The Bay City Rollers make their U.S. debut on Saturday Night Live with Howard Cosell

In the autumn of 1975, NBC premiered a brand-new late-night comedy-variety program that in addition to launching the careers of John Belushi, Dan Ackroyd and an entire generation of comic actors, would also give America its first exposure to some of the era's greatest up-and-coming musical acts. That show, however, was not called Saturday Night Live—at least not at first. That name was already taken by a program that premiered a month earlier than NBC's Saturday Night on a competing network, ABC. NBC's Saturday Night Live with Howard Cosell made its first broadcast on this day in 1975, featuring a heavily hyped performance by a pop group Cosell compared openly to the Beatles: Scotland's tartan-clad teenybopper sensations the Bay City Rollers.

The Bay City Rollers were making their U.S. television debut in headlining the premiere of Howard Cosell's Saturday Night Live on September 20, 1975, but they were already an enormous phenomenon in the UK, where their every move was being greeted by the kind of hysteria not seen since the height of Beatlemania. All over Great Britain in 1975, teenage girls were dressing in the Rollers' trademark plaid, snapping up records like "I Only Want To Be With You" and "Saturday Night" and screaming dutifully whenever the shag-sporting heartthrobs showed their faces in public. It was scenes exactly like this in 1963 England that inspired Ed Sullivan to bring the Beatles to America for their historic television debut in February 1964. In September 1975, however, the magic would prove more fleeting for Mr. Cosell and his would-be British invaders.

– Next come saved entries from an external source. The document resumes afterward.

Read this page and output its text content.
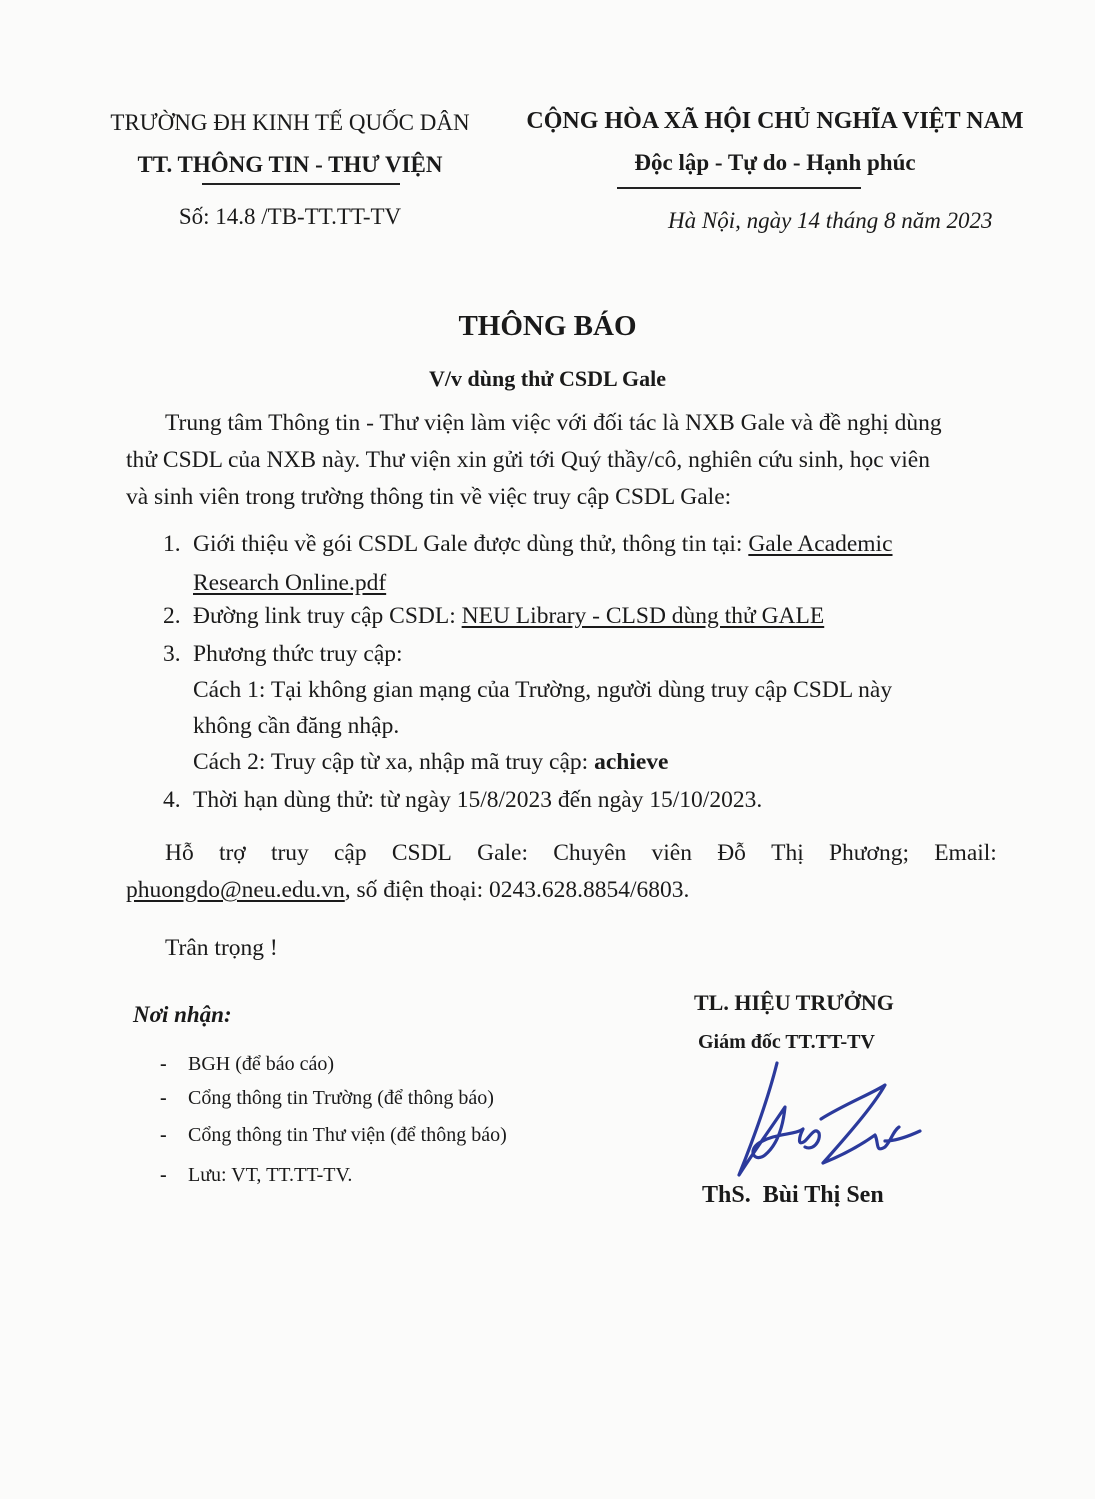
TRƯỜNG ĐH KINH TẾ QUỐC DÂN
TT. THÔNG TIN - THƯ VIỆN
Số: 14.8 /TB-TT.TT-TV
CỘNG HÒA XÃ HỘI CHỦ NGHĨA VIỆT NAM
Độc lập - Tự do - Hạnh phúc
Hà Nội, ngày 14 tháng 8 năm 2023
THÔNG BÁO
V/v dùng thử CSDL Gale
Trung tâm Thông tin - Thư viện làm việc với đối tác là NXB Gale và đề nghị dùng
thử CSDL của NXB này. Thư viện xin gửi tới Quý thầy/cô, nghiên cứu sinh, học viên
và sinh viên trong trường thông tin về việc truy cập CSDL Gale:
1. Giới thiệu về gói CSDL Gale được dùng thử, thông tin tại: Gale Academic
Research Online.pdf
2. Đường link truy cập CSDL: NEU Library - CLSD dùng thử GALE
3. Phương thức truy cập:
Cách 1: Tại không gian mạng của Trường, người dùng truy cập CSDL này
không cần đăng nhập.
Cách 2: Truy cập từ xa, nhập mã truy cập: achieve
4. Thời hạn dùng thử: từ ngày 15/8/2023 đến ngày 15/10/2023.
Hỗ trợ truy cập CSDL Gale: Chuyên viên Đỗ Thị Phương; Email:
phuongdo@neu.edu.vn, số điện thoại: 0243.628.8854/6803.
Trân trọng !
Nơi nhận:
- BGH (để báo cáo)
- Cổng thông tin Trường (để thông báo)
- Cổng thông tin Thư viện (để thông báo)
- Lưu: VT, TT.TT-TV.
TL. HIỆU TRƯỞNG
Giám đốc TT.TT-TV
ThS.  Bùi Thị Sen
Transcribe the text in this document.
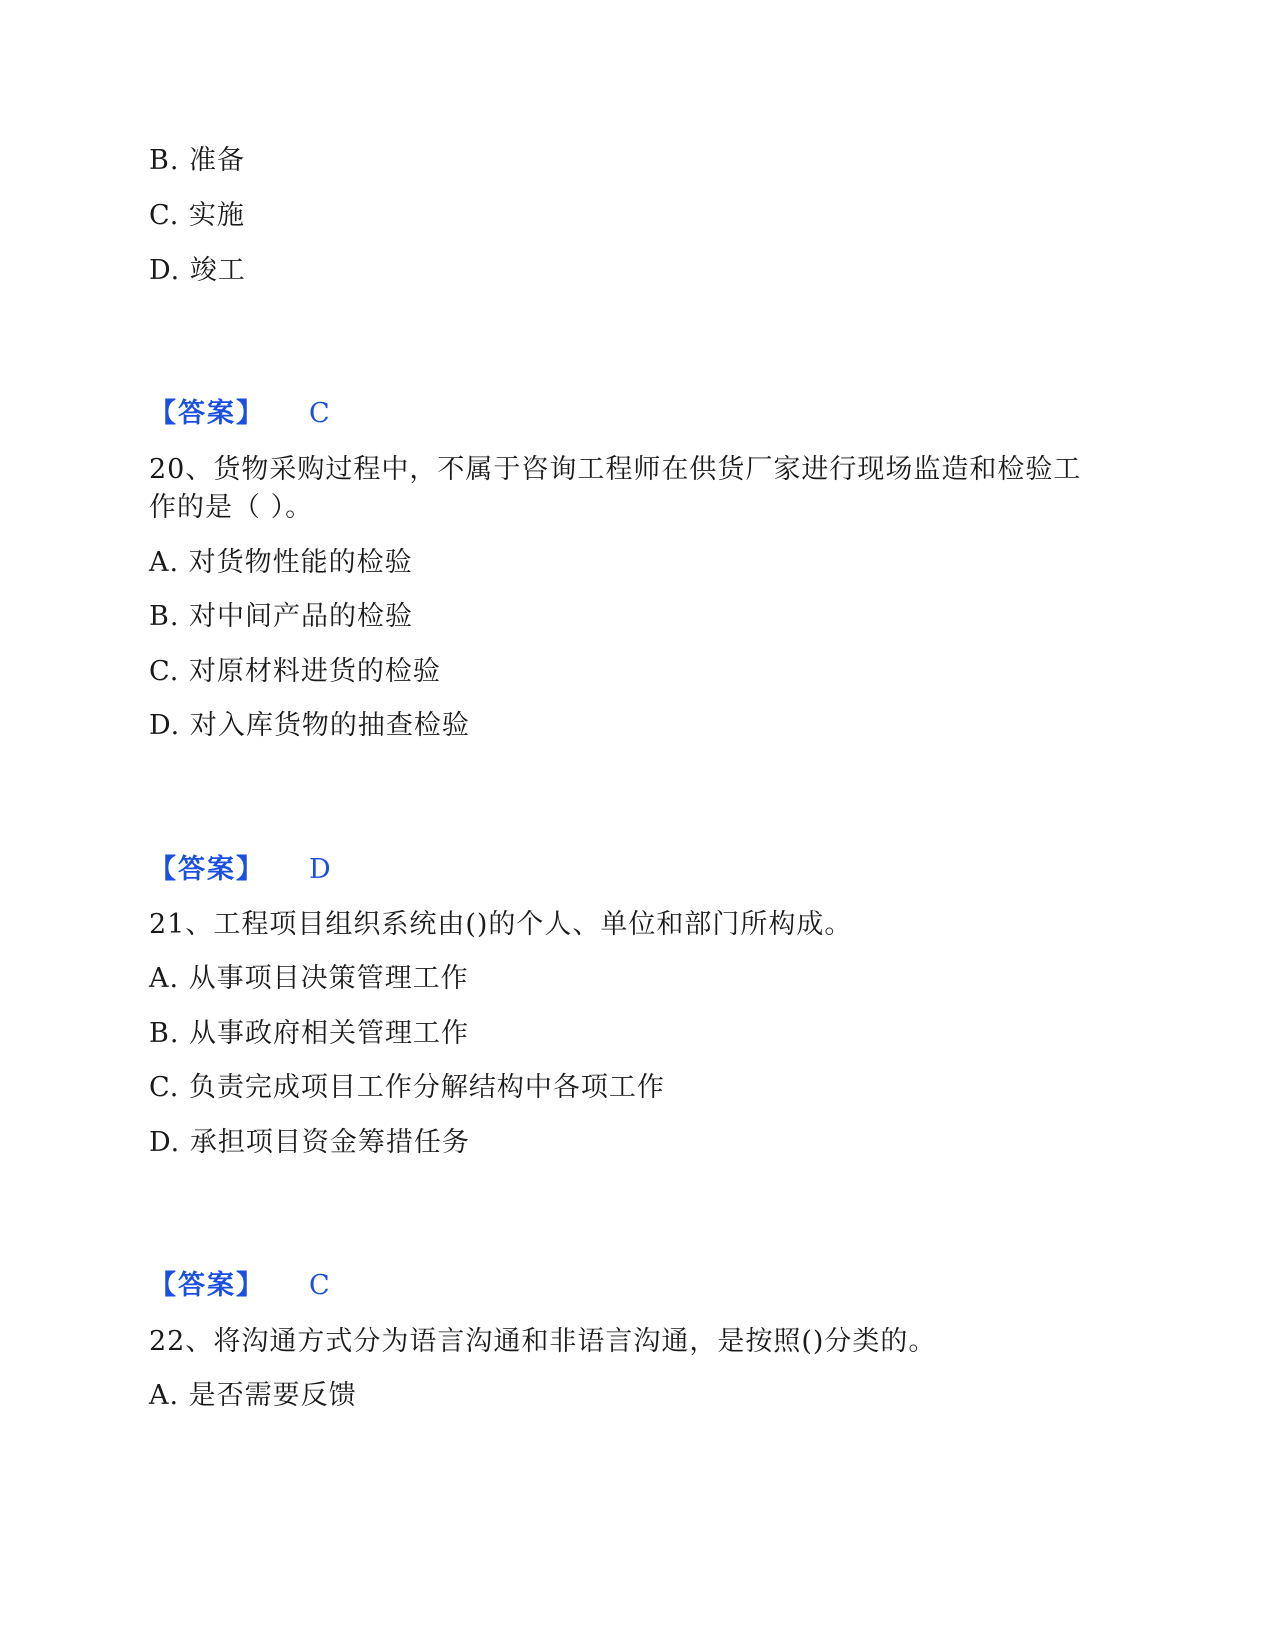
B. 准备
C. 实施
D. 竣工
【答案】 C
20、货物采购过程中，不属于咨询工程师在供货厂家进行现场监造和检验工
作的是（ ）。
A. 对货物性能的检验
B. 对中间产品的检验
C. 对原材料进货的检验
D. 对入库货物的抽查检验
【答案】 D
21、工程项目组织系统由()的个人、单位和部门所构成。
A. 从事项目决策管理工作
B. 从事政府相关管理工作
C. 负责完成项目工作分解结构中各项工作
D. 承担项目资金筹措任务
【答案】 C
22、将沟通方式分为语言沟通和非语言沟通，是按照()分类的。
A. 是否需要反馈
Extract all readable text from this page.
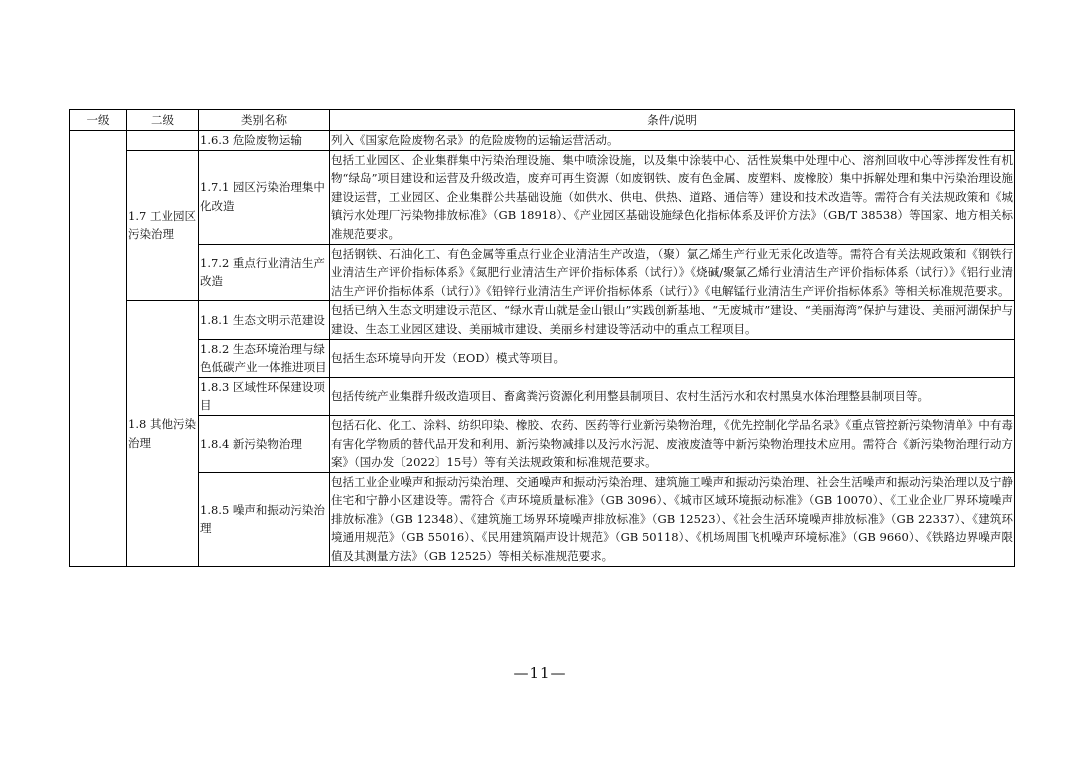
一级	二级	类别名称	条件/说明
		1.6.3 危险废物运输	列入《国家危险废物名录》的危险废物的运输运营活动。
	1.7 工业园区污染治理	1.7.1 园区污染治理集中化改造	包括工业园区、企业集群集中污染治理设施、集中喷涂设施，以及集中涂装中心、活性炭集中处理中心、溶剂回收中心等涉挥发性有机物“绿岛”项目建设和运营及升级改造，废弃可再生资源（如废钢铁、废有色金属、废塑料、废橡胶）集中拆解处理和集中污染治理设施建设运营，工业园区、企业集群公共基础设施（如供水、供电、供热、道路、通信等）建设和技术改造等。需符合有关法规政策和《城镇污水处理厂污染物排放标准》（GB 18918）、《产业园区基础设施绿色化指标体系及评价方法》（GB/T 38538）等国家、地方相关标准规范要求。
		1.7.2 重点行业清洁生产改造	包括钢铁、石油化工、有色金属等重点行业企业清洁生产改造，（聚）氯乙烯生产行业无汞化改造等。需符合有关法规政策和《钢铁行业清洁生产评价指标体系》《氮肥行业清洁生产评价指标体系（试行）》《烧碱/聚氯乙烯行业清洁生产评价指标体系（试行）》《铝行业清洁生产评价指标体系（试行）》《铅锌行业清洁生产评价指标体系（试行）》《电解锰行业清洁生产评价指标体系》等相关标准规范要求。
	1.8 其他污染治理	1.8.1 生态文明示范建设	包括已纳入生态文明建设示范区、“绿水青山就是金山银山”实践创新基地、“无废城市”建设、“美丽海湾”保护与建设、美丽河湖保护与建设、生态工业园区建设、美丽城市建设、美丽乡村建设等活动中的重点工程项目。
		1.8.2 生态环境治理与绿色低碳产业一体推进项目	包括生态环境导向开发（EOD）模式等项目。
		1.8.3 区域性环保建设项目	包括传统产业集群升级改造项目、畜禽粪污资源化利用整县制项目、农村生活污水和农村黑臭水体治理整县制项目等。
		1.8.4 新污染物治理	包括石化、化工、涂料、纺织印染、橡胶、农药、医药等行业新污染物治理，《优先控制化学品名录》《重点管控新污染物清单》中有毒有害化学物质的替代品开发和利用、新污染物减排以及污水污泥、废液废渣等中新污染物治理技术应用。需符合《新污染物治理行动方案》（国办发〔2022〕15号）等有关法规政策和标准规范要求。
		1.8.5 噪声和振动污染治理	包括工业企业噪声和振动污染治理、交通噪声和振动污染治理、建筑施工噪声和振动污染治理、社会生活噪声和振动污染治理以及宁静住宅和宁静小区建设等。需符合《声环境质量标准》（GB 3096）、《城市区域环境振动标准》（GB 10070）、《工业企业厂界环境噪声排放标准》（GB 12348）、《建筑施工场界环境噪声排放标准》（GB 12523）、《社会生活环境噪声排放标准》（GB 22337）、《建筑环境通用规范》（GB 55016）、《民用建筑隔声设计规范》（GB 50118）、《机场周围飞机噪声环境标准》（GB 9660）、《铁路边界噪声限值及其测量方法》（GB 12525）等相关标准规范要求。
—11—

Saturday Night Live with Howard Cosell would last only three months before being cancelled, though its host would continue his unique career in broadcasting for another two decades with ABC Sports. The Bay City Rollers, meanwhile, learned the hard way about the risks inherent in staking their success on the affections of the Tiger Beat demographic. Millions of American preteens did go mad about plaid and the irresistible stutter-step rhythm of "Saturday Night," but like most first crushes, Rollermania was intense but brief. Within 18 months of their television debut and their unofficial anointment as America's most kissable new stars, Alan, Derek, Eric, Woody and Les of the Bay City Rollers were at least two crushes old for their once-loyal fan base, whose school binders now proclaimed their love for new acts with names like Shaun Cassidy and Andy Gibb.